Amazing from start to finish! What I love about Hosseini is how realistic his books are. They feel very real and that's what captures my heart. I feel for the characters, I feel for the situation they are in, and most of all I feel for the author who must have worked up so much courage to write such a tragedy but also hopeful story. Two women brought up under different situations are somehow brought together to help each other. One being a victim of witnessing her own mother's death, and the other being a victim of her abusive husband.
Afghanistan has turned its men into such vicious creatures, who fully control the women of their country. Under no circumstance is a woman allowed to disobey the rules of men, the penalty is death in most cases. Anyone who is interested in finding out how those women overcome these circumstances, then you have to read this book! You will not be disappointed. The Kite Runner (Khaled Hosseini's first book) takes place in the same setting with similar laws, except it centers on the lives of two young boys of the best of friends, pulled apart by a tragedy that only one can make amends for. Hosseini will never disappoint and his third book will be even better.

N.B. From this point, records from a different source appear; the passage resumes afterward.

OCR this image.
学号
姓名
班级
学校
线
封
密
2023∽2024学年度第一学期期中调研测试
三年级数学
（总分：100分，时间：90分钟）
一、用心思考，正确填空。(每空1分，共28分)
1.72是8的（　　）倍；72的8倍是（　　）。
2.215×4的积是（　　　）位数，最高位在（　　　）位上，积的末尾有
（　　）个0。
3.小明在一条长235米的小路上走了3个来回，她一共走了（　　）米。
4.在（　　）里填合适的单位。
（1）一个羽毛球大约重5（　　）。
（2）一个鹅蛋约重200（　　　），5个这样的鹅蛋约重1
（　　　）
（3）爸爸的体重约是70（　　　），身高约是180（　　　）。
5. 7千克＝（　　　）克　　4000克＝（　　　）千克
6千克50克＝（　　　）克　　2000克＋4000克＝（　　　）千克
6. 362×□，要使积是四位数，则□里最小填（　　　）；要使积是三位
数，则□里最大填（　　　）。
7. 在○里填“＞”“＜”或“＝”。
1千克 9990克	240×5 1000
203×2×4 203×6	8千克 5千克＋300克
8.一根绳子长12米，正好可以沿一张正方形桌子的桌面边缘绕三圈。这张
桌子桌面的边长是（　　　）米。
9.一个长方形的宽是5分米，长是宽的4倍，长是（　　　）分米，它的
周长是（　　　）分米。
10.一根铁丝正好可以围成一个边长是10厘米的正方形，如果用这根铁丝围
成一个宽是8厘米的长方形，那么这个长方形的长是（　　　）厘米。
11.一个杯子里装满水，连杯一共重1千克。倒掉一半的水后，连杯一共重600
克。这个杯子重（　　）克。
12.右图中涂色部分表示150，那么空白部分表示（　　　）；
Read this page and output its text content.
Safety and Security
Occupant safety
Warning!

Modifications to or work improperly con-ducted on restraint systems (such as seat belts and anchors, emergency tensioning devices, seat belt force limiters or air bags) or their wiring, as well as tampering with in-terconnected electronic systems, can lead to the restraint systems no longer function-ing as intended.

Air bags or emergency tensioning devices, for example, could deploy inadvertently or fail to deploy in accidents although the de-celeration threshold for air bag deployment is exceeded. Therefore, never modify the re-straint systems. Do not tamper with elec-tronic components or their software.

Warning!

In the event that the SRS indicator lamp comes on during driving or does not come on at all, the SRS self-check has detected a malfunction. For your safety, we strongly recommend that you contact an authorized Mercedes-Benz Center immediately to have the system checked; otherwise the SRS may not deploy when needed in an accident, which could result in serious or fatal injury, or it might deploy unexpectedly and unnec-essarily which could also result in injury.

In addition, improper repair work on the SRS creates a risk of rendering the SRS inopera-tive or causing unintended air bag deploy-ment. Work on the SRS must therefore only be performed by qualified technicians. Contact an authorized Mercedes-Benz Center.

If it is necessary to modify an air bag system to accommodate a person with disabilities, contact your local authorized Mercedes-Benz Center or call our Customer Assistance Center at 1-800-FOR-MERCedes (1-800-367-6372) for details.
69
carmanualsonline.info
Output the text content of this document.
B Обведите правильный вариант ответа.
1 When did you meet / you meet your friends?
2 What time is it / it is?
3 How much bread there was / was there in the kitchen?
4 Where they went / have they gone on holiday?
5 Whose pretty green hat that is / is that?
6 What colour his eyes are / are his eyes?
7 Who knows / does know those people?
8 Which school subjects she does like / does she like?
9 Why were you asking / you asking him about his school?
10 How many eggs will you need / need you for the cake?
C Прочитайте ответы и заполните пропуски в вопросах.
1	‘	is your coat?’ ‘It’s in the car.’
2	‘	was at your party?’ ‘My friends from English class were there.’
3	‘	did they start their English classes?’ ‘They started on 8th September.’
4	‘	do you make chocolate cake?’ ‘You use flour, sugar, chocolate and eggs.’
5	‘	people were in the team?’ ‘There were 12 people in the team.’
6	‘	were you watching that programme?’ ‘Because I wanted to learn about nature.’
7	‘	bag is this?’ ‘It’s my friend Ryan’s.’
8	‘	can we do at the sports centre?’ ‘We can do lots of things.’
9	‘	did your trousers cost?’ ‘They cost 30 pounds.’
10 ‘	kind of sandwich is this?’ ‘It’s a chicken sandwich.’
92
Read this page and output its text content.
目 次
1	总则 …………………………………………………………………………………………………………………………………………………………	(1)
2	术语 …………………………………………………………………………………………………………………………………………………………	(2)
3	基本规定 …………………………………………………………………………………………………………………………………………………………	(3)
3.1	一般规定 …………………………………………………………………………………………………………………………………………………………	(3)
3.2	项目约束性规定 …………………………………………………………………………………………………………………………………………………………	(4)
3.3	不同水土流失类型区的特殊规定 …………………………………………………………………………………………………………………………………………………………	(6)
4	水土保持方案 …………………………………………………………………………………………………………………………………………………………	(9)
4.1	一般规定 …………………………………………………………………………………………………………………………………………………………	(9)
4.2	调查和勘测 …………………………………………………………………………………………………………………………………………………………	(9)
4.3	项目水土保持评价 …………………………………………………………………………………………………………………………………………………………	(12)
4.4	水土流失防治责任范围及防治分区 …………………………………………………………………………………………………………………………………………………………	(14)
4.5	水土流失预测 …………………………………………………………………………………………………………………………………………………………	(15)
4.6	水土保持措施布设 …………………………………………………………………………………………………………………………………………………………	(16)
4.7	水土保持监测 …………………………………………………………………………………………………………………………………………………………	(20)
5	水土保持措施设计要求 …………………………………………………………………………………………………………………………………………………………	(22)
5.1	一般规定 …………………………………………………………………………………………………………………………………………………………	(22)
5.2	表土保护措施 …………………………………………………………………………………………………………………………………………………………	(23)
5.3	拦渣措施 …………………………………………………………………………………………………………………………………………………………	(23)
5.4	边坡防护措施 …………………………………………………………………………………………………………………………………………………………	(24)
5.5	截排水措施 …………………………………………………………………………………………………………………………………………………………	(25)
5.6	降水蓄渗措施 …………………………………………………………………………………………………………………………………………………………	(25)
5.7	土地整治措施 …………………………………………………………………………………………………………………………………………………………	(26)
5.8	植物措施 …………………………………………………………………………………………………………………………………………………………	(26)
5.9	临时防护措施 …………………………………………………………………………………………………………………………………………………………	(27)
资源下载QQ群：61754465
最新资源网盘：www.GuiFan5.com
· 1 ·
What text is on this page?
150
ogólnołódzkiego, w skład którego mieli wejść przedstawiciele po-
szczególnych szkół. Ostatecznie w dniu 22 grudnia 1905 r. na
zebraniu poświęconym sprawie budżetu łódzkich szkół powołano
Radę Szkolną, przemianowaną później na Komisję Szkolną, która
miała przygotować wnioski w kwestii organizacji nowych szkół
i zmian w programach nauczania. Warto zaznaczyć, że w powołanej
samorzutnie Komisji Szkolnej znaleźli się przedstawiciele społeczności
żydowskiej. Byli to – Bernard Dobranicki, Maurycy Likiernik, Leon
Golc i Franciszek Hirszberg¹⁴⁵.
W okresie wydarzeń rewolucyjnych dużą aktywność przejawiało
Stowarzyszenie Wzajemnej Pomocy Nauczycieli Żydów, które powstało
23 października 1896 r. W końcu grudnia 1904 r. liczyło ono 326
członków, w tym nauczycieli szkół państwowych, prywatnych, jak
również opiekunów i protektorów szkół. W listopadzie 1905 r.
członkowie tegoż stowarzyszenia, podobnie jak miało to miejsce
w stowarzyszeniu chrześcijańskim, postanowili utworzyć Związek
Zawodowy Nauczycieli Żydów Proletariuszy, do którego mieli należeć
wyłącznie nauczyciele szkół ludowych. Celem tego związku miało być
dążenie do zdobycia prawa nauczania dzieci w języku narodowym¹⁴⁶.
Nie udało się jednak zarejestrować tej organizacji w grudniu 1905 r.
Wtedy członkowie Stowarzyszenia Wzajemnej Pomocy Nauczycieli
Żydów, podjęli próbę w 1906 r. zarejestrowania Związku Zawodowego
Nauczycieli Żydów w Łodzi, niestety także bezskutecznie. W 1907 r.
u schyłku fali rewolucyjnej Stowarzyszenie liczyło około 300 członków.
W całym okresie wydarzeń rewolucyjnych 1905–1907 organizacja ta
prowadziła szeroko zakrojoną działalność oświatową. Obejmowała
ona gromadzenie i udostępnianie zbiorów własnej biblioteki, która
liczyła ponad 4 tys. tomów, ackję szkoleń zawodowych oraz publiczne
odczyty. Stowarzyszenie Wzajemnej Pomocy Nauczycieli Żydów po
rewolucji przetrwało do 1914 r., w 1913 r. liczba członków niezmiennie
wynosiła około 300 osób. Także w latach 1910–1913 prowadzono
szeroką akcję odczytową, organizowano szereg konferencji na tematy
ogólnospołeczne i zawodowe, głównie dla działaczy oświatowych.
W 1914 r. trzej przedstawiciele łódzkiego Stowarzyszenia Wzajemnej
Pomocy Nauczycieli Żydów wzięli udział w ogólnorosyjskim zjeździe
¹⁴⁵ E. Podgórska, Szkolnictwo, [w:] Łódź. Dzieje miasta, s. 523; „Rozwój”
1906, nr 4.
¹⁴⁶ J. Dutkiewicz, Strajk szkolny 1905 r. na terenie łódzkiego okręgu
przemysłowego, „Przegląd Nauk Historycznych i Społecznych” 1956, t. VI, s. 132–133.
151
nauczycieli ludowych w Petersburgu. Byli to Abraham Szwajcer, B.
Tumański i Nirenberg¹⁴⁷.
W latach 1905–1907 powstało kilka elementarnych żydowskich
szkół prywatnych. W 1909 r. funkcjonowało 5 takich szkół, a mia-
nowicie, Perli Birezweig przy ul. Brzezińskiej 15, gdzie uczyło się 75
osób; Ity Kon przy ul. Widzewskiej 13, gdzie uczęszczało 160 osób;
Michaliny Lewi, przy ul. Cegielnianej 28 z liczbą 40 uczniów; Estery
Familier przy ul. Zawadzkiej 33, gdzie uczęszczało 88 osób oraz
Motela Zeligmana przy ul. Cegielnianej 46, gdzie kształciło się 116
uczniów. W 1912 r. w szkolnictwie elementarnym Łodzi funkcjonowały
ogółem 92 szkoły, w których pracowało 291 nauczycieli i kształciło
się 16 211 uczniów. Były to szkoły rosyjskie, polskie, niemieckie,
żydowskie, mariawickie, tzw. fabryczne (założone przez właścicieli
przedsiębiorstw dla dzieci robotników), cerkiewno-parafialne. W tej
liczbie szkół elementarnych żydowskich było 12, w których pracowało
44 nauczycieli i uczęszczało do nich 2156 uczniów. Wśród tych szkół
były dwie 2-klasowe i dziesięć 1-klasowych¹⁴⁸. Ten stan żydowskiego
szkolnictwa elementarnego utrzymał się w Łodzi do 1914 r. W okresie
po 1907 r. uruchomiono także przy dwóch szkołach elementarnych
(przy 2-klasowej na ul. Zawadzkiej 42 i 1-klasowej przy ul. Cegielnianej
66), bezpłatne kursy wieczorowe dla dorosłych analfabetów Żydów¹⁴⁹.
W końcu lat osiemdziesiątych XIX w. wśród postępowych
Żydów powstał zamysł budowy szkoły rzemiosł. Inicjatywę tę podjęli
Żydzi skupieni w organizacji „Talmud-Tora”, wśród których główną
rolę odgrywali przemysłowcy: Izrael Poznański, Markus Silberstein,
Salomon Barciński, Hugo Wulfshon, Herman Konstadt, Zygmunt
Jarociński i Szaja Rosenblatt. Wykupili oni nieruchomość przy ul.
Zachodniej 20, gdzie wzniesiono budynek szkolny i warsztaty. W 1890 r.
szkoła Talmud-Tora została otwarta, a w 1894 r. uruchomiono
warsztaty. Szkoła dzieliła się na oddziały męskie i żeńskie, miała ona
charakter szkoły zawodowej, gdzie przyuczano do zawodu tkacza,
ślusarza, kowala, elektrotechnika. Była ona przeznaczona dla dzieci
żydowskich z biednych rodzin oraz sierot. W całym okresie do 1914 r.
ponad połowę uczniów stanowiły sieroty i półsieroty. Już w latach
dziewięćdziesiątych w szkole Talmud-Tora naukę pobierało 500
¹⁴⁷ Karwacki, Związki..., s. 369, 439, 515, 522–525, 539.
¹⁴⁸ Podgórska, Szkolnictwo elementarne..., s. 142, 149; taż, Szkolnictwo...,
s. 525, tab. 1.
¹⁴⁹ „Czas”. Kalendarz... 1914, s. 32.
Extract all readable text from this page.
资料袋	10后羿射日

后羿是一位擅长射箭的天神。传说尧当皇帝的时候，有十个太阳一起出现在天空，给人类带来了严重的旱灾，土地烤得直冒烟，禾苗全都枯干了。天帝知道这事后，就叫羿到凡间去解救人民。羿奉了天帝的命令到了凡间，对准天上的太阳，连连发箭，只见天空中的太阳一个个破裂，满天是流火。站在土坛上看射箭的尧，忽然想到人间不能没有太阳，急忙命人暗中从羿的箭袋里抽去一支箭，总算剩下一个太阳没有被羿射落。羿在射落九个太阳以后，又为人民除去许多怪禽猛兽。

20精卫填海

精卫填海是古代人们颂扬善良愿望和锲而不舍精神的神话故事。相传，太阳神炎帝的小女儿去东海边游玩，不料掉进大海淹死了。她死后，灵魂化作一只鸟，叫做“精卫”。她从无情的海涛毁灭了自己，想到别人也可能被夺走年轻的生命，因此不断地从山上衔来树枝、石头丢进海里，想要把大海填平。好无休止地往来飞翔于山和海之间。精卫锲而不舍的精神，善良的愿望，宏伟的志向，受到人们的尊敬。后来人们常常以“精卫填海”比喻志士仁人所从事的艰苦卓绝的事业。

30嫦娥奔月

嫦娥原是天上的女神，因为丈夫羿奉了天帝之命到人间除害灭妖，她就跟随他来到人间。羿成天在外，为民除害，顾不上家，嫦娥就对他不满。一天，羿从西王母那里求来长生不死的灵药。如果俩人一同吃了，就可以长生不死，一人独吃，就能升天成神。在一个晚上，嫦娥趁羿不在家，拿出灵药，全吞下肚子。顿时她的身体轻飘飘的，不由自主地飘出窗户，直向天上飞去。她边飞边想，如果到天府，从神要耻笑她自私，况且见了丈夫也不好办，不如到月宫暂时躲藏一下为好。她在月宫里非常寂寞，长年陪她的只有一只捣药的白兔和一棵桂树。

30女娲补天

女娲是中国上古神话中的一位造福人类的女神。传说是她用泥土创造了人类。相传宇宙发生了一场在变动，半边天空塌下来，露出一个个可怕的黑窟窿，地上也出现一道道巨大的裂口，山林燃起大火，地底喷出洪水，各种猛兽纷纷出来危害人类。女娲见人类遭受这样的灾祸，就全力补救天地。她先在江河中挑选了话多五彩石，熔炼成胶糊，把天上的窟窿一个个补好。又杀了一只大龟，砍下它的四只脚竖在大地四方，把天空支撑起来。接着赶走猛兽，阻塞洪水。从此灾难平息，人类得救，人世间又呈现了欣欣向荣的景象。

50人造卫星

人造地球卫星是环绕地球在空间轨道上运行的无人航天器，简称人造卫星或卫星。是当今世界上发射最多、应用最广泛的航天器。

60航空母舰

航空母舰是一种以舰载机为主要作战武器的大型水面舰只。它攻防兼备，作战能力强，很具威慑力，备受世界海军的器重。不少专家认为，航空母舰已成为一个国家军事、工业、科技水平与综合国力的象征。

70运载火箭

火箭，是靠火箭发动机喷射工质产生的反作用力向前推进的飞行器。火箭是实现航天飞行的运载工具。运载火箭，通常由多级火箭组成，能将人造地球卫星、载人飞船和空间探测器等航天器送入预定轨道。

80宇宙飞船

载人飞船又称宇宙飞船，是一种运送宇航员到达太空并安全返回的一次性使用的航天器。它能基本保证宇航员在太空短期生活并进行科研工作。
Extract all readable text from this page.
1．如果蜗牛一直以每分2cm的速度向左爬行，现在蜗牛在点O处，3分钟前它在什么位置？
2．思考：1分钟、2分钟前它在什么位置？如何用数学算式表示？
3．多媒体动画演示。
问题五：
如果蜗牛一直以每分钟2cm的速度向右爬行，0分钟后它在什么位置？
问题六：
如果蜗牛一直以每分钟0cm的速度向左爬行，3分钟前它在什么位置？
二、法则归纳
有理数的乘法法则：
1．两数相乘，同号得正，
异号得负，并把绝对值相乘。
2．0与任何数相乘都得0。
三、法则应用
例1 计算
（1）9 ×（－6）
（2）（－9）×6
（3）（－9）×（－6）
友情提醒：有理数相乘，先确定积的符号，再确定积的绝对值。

This book was very suspenseful and interesting. For a book made in a foreign country, it was somehow very relateable. I really liked how the book was separated into three parts; Mariam's, Lalia's, and then their stories together. It made the book easier to understand and you really got to know each one of them before you heard their story together. It was almost as if Mariam and Lalia were telling their stories to you. I really liked how into detail the book went. Each and every thing was described very thoroughly. The whole story was something that I am not used to mainly because they were in a culture where women were idolized, men could have more than one wife, and you got married off to someone. I also really liked how the setting was during the war because it gave a good setting that made the story more interesting. Also, I don't know what it's like to live in a war zone and to have that information was very cool. I think it was also nice to show how much having the abortions made Rasheed and Mariam's relationship go wrong. The whole book overall was an eye opener to other cultures and that's something I'm not used to. It was one of the best books I have ever read and I highly encourage you to read it.